Today, several years after these events, Street Art can be found all over the streets of Berlin. A section of the wall that resisted demolition has even become a veritable open-air museum. These remnants of Berlin’s past continue to inspire many street artists in countries divided by a border in the form of a wall.

Berlin wall with street art

What are the names of the famous street artists in Berlin?


If stencils, graffiti, murals and collages can be found all over the streets of Berlin today, it is thanks to talented local and international street artists. Among the most famous in the German capital is the extremely talented Blu, who amazes even the most ardent urban art enthusiasts with his works. Very active and committed, he has created several murals on the walls of Berlin. And behind many of his metaphorical works, there are messages about politics, the environment or denouncing violence.

El Bocho is also a street artist whose work is well known to Berliners. Of German origin, he creates beautiful, colourful portraits scattered all over the Berlin metropolis. He also creates many successful poster collages, the most famous of which is his favourite character, “Little Lucy”. Considered the most popular and mysterious street artist in the world, Banksy has made a name for himself in Berlin with the works of art that he covers on the walls of certain districts. Like the “little rats” that he scatters all over the place.

JR and Victor Ash are two French artists who are also well-known in the Berlin street art scene. The former is a famous photographer known in Berlin, especially thanks to his series “City Wrinkles” which can be seen on the facades of 15 buildings in the city centre. The second has become a cult artist in the German capital because of his piece entitled “Astronaut Cosmonaut“. It depicts a floating astronaut and is now one of Berlin’s most famous murals.

What are the iconic street art locations in Berlin?
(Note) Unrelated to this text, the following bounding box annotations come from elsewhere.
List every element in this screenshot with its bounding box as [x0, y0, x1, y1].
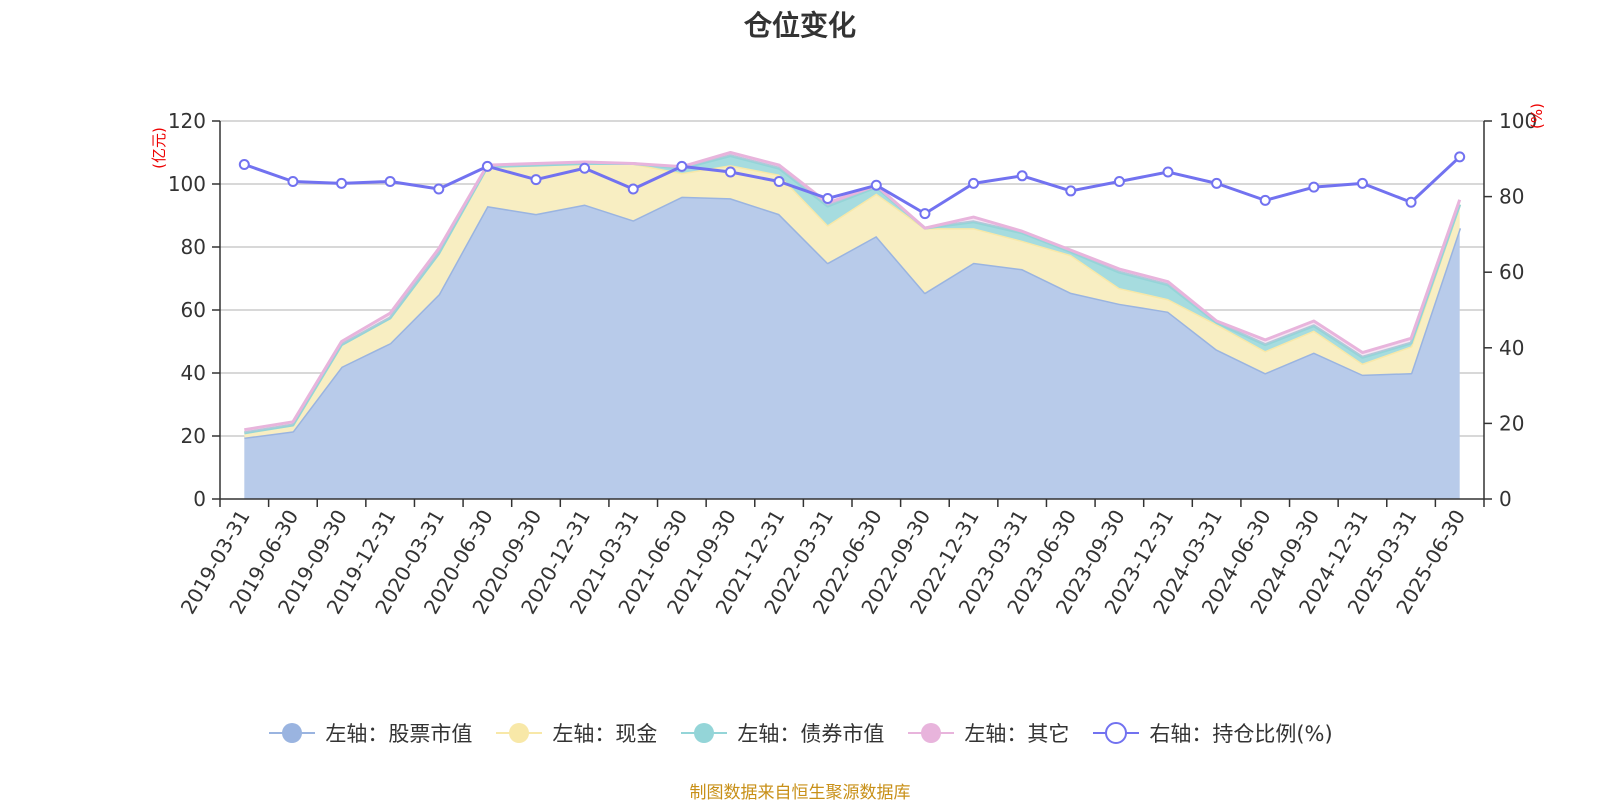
ratio-point[interactable] [1405, 196, 1417, 208]
ratio-point[interactable] [919, 208, 931, 220]
legend-swatch-icon [496, 723, 543, 743]
ratio-point[interactable] [1162, 166, 1174, 178]
ratio-point[interactable] [1065, 185, 1077, 197]
left-tick-label: 60 [181, 298, 206, 322]
ratio-point[interactable] [1454, 151, 1466, 163]
legend-label: 左轴：其它 [964, 722, 1070, 746]
ratio-point[interactable] [384, 175, 396, 187]
chart-title: 仓位变化 [743, 9, 856, 42]
right-tick-label: 20 [1499, 411, 1524, 435]
ratio-point[interactable] [433, 183, 445, 195]
ratio-point[interactable] [724, 166, 736, 178]
area-series-line-3 [244, 151, 1462, 432]
ratio-point[interactable] [336, 177, 348, 189]
chart-legend: 左轴：股票市值 左轴：现金 左轴：债券市值 左轴：其它 右轴：持仓比例(%) [0, 718, 1600, 748]
right-tick-label: 80 [1499, 185, 1524, 209]
right-tick-label: 40 [1499, 336, 1524, 360]
left-tick-label: 20 [181, 424, 206, 448]
ratio-point[interactable] [822, 192, 834, 204]
ratio-point[interactable] [1113, 175, 1125, 187]
legend-label: 左轴：现金 [552, 722, 658, 746]
ratio-point[interactable] [238, 158, 250, 170]
legend-swatch-icon [1093, 722, 1140, 744]
legend-swatch-icon [269, 723, 316, 743]
area-series-1 [244, 163, 1460, 438]
ratio-point[interactable] [968, 177, 980, 189]
left-tick-label: 120 [168, 109, 206, 133]
legend-label: 右轴：持仓比例(%) [1149, 722, 1333, 746]
left-tick-label: 80 [181, 235, 206, 259]
area-series-line-2 [244, 154, 1462, 435]
ratio-point[interactable] [1211, 177, 1223, 189]
legend-item[interactable]: 左轴：现金 [494, 718, 657, 748]
legend-label: 左轴：股票市值 [325, 722, 473, 746]
ratio-point[interactable] [579, 162, 591, 174]
left-tick-label: 40 [181, 361, 206, 385]
source-note: 制图数据来自恒生聚源数据库 [689, 783, 911, 803]
ratio-point[interactable] [627, 183, 639, 195]
ratio-line [243, 155, 1461, 216]
legend-item[interactable]: 左轴：其它 [906, 718, 1069, 748]
right-tick-label: 60 [1499, 260, 1524, 284]
ratio-point[interactable] [773, 175, 785, 187]
legend-label: 左轴：债券市值 [737, 722, 885, 746]
ratio-point[interactable] [1308, 181, 1320, 193]
legend-swatch-icon [908, 723, 955, 743]
right-axis-unit: (%) [1528, 103, 1546, 129]
legend-swatch-icon [681, 723, 728, 743]
area-series-0 [244, 196, 1460, 499]
left-axis-unit: (亿元) [150, 127, 168, 169]
legend-item[interactable]: 右轴：持仓比例(%) [1091, 718, 1333, 748]
left-tick-label: 100 [168, 172, 206, 196]
right-tick-label: 100 [1499, 109, 1537, 133]
ratio-point[interactable] [1259, 194, 1271, 206]
ratio-point[interactable] [870, 179, 882, 191]
ratio-point[interactable] [530, 174, 542, 186]
left-tick-label: 0 [193, 487, 206, 511]
ratio-point[interactable] [1356, 177, 1368, 189]
ratio-point[interactable] [1016, 170, 1028, 182]
ratio-point[interactable] [676, 160, 688, 172]
ratio-point[interactable] [481, 160, 493, 172]
legend-item[interactable]: 左轴：债券市值 [679, 718, 884, 748]
ratio-point[interactable] [287, 175, 299, 187]
right-tick-label: 0 [1499, 487, 1512, 511]
legend-item[interactable]: 左轴：股票市值 [267, 718, 472, 748]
The Berlin metropolis is one of those rare cities that knew very early on how to tolerate the practice of Street Art. This is perhaps the reason why it is now one of the biggest strongholds of European Street Art. And even though urban art can be found everywhere in the city, there are certain places and districts in Berlin that represent emblematic places for this artistic practice.
Among the Berlin districts where to admire urban art, there are:

The East Side Gallery, which is the longest piece of the Berlin Wall still standing. At 1.3km long, it features 118 works by artists of 22 different nationalities. This makes it a large open-air gallery. One of the most iconic pieces found there is the “kiss of friendship” between Leonid Brezhnev and Erich Honecker.

The Friedrichshain district is a must-see for street art in the German capital. Very much alive artistically, this part of the city is known for the diversity and the incredible amount of urban artworks one encounters there. However, these works are ephemeral and the old ones are regularly covered by new ones.

– The

Street Art district is a very popular area for street art.

– The Kreuzberg district, where splendid tags and murals such as Blu’s famous “The Pink Man” or the “Yellow Man” by the Brazilian twins Os Gêmeos can be found in almost every street.

– The Kreuzberg district, where the Kreuzberg district is the place to be.

– The Mitte district which contains the most famous tourist attractions of the capital (Brandenburg Gate, Museum Island, etc.). The streets in this part of the city offer a plurality of works by well-known artists such as El Bocho or Banksy. The Haus Schwarzenberg is an art gallery also located in the centre of this district. It features a good number of murals by local artists and street artists from all over the world.


– The district of Prenzlauer Berg, a quiet little corner of the Berlin metropolis. In this charming village, you can admire small stencils, tags, collages and murals hidden here and there.

Mural in Berlin

Stencils, tags, graffiti, poster collages, murals: the walls of Berlin are lined with urban art. Berlin’s street art, which emerged during the conflict that led to the separation of the city by a wall, is nowadays one of the major attractions of the German capital and has managed to inspire a spirit of artistic revolt in other parts of the world.